第119章 立flag

屏幕黑了。

视频通话被单方面切断的那一瞬间,所有的画面、喘息声和那种足以让人灵魂出窍的极致视觉冲击,统统被阻隔在了这块冰冷的黑色玻璃屏幕之外。

老家那栋破旧家属楼的天台上,再次恢复了死一般的寂静,只有呼啸的北风依然在耳边肆虐,像是在嘲笑着我这个在冰天雪地里陷入疯狂的男人。

我手里死死地捏着已经发烫的手机,整个人像是被抽干了所有的力气,顺着那面粗糙的水泥墙,缓缓地滑坐在了满是积雪的地上。

“呼……呼……”

我大口大口地喘着粗气,呼出的白雾在冷空气中瞬间消散。我的心脏依然在胸腔里像擂鼓一样狂跳着,一下又一下,震得我耳膜生疼。

太刺激了。

这大半个小时的线上视频,带给我的心理和生理上的双重震撼,甚至远远超过了当初我们在内蒙草原上那场真实的、却充满了恐慌的遭遇。

苏媚穿着那件开裆的连体蕾丝衣,在我们的婚床上,在象征着我们婚姻底线的结婚照下方,极其顺从地迎接了阿诚的拥抱和亲吻。

那种被最信任的妻子彻底颠覆了领地、却又因为她是“为了满足我”而产生的极致安全感,交织成了一张巨大而迷幻的网,将我死死地网在其中。
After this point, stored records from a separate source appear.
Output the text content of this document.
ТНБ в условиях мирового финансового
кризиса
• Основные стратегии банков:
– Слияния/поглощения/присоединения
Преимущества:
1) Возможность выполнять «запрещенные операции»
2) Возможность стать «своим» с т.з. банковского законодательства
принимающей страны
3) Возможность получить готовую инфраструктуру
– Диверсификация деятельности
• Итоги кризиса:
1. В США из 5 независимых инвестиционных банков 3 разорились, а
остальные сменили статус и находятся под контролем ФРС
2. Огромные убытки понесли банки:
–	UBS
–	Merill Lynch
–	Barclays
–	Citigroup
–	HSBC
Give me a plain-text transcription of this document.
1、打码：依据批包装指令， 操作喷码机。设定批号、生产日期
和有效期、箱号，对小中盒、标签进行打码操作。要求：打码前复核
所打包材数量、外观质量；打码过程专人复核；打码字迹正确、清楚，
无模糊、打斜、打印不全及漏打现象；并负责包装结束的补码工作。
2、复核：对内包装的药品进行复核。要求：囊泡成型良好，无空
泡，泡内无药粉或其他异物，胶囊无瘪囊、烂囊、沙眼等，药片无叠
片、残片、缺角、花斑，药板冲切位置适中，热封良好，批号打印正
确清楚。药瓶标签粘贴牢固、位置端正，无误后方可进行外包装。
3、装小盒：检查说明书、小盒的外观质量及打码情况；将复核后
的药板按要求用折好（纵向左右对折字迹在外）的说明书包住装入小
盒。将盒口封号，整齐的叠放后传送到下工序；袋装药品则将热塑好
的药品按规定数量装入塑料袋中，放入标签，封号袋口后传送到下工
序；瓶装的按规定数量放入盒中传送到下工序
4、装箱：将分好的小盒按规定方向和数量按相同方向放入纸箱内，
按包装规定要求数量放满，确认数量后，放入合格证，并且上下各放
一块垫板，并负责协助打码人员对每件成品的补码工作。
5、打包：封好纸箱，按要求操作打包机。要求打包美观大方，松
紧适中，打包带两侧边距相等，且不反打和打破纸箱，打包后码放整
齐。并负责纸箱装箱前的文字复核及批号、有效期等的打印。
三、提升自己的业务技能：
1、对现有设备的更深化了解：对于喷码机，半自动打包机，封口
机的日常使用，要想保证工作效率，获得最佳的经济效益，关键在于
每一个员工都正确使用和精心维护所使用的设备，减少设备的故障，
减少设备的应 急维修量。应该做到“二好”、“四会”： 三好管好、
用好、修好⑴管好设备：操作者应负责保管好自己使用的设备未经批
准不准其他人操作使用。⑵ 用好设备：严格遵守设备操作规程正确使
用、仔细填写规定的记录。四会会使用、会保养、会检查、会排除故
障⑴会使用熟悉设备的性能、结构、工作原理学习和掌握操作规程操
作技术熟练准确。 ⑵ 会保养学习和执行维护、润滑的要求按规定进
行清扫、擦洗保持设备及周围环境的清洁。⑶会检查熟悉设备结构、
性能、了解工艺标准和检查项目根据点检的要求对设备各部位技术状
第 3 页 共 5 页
我低头看了一眼自己依然极其明显的下半身,苦笑了一声。

我现在这个样子,绝对不能回家。

刚才在天台上经历的极度亢奋,让我此刻的眼神一定透着一种像野兽一样扭曲的狂热,我的脸色一定是不正常的潮红,而我身体的反应更是完全无法掩饰。

如果我现在就推开家门,走到我那对传统、保守的父母面前,走到我天真无邪的女儿面前,他们一眼就能看出我的端倪。

我不能让任何人发现这个深埋在我和苏媚婚姻里的、惊世骇俗的秘密。

我把手机揣进羽绒服宽大的口袋里,扶着墙站了起来。转身走向了天台的边缘,然后顺着楼梯,走出了这栋家属楼,走进了漫天飞雪的街道。

大年初三的黄昏,小县城的街头空无一人。路灯微微散发着昏黄的光晕,将雪花照得像是一群飞舞的飞蛾。

我就这样把双手插在口袋里,漫无目的地在雪地里溜达着。

零下十几度的严寒,像是一把极其锋利的锉刀,一点一点地刮去我身上的那股邪火。

冷风顺着羽绒服的领口灌进去,冻得我浑身发抖,但我却觉得这种物理上的极致寒冷,是我此刻最需要的镇静剂。

我在雪地里足足走了一个多小时。

我的鞋子被雪水浸湿了,脚趾冻得有些发僵,脸颊也被冻得通红、失去了知觉。

直到我感觉到下半身那股极其强烈的充血感终于彻底消退,直到我狂跳的心脏重新恢复了正常的平稳节律,我才长长地吐出了一口浊气,转身朝着父母家的方向走去。

推开单元门,爬上楼梯,我掏出钥匙,轻轻地打开了家门。

客厅里的电视依然开着,正播放着新闻联播。

我爸坐在沙发上有些打瞌睡,我妈正拿着一块抹布擦拭着茶几,而暖暖已经抱着她那个毛绒小熊,在旁边的单人沙发上睡着了。

“哎哟,你可算回来了!”我妈听到开门声,抬起头看到我满身是雪的样子,赶紧放下抹布迎了上来,“你这孩子,不是说就在楼下转一圈吗?怎么去了这么久?这大冷天的,赶紧把衣服脱了去暖气片上烤烤!”

“嗨,外面雪景挺好的,一时间忘了看表,多走了两步。”我一边换鞋,一边极其自然地搓了搓冻僵的双手,努力让自己的表情看起来就是一个被冻坏了的正常人。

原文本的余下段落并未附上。